Yeah, this seems like a common bit of voodoo. We can't really multiply and divide by differentials, but we can do something like this: imagine a vector-valued function $\ell(t)$, where $\ell: \mathbb R \mapsto \mathbb R^2$. Let $V: \mathbb R^2 \mapsto \mathbb R^2$ be a vector field such that $V(x,y) = P(x,y) \hat x + Q (x,y) \hat y$.
Clearly, if we integrate the $V$ on $\ell$, we can get
$$\int V \cdot \frac{d\ell}{dt} \, dt$$
If we write $\ell(t) = \bar x(t) \hat x + \bar y(t) \hat y$, we get
$$\int P(\bar x, \bar y) \bar x'(t) + Q(\bar x, \bar y) \bar y'(t) \, dt$$
It's still important, I think, to distinguish between the coordinates $x, y$ and the scalar functions $\bar x(t), \bar y(t)$.
Now, the paramterization is arbitrary.
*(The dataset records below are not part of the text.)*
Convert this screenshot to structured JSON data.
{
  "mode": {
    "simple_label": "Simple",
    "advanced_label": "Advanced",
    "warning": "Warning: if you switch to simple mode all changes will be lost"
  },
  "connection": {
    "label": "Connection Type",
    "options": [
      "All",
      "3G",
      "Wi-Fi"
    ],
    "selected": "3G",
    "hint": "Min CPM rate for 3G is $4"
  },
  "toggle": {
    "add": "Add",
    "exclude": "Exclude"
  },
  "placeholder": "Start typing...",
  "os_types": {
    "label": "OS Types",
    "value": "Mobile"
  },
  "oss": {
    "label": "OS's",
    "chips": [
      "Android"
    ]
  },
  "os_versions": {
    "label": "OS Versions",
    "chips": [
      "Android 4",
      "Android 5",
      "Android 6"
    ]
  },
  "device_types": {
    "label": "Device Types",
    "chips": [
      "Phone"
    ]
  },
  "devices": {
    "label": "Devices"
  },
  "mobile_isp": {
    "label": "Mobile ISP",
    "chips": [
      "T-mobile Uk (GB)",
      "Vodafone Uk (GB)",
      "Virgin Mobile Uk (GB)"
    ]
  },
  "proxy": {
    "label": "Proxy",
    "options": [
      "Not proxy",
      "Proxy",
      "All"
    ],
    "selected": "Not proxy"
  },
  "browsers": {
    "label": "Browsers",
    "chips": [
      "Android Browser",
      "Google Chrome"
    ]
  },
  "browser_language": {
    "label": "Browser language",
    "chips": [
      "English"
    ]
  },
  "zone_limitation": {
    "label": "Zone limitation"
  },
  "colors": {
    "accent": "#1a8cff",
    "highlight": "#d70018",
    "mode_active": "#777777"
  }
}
We can, for instance, choose as our parameterization $\bar x(t) = t$. Or rather, we can just use $x$ itself for the parameter, and as such, $\bar x' = 1$, so we get
$$\int P(x, \bar y(x)) + Q(x, \bar y(x)) \frac{d \bar y}{dx} \, dx$$
So all of this can be phrased in terms of a rigorous set of ideas. Usually, when integrating over curves, the distinction between a coordinate (like $y$) and a component function of the parameter (like $\bar y(t)$) is dropped completely. Usually, we can understand that this is exactly what's meant, and so it feels redundant, but I think from a pedantic perspective, it's helpful to maintain the distinction.
Overall, there's no need to "divide" any differentials; all we have here are notations for derivatives. Choosing to parameterize with respect to $x$ does have dangers: not when $dy/dx = 0$ (these are well-handled) but when the derivative does not exist (is infinite). Curves that might otherwise be smooth and differentiable can give problems when the derivative $dy/dx$ does not exist. Still, since the thrust of this topic is ODEs, such issues should seldom crop up.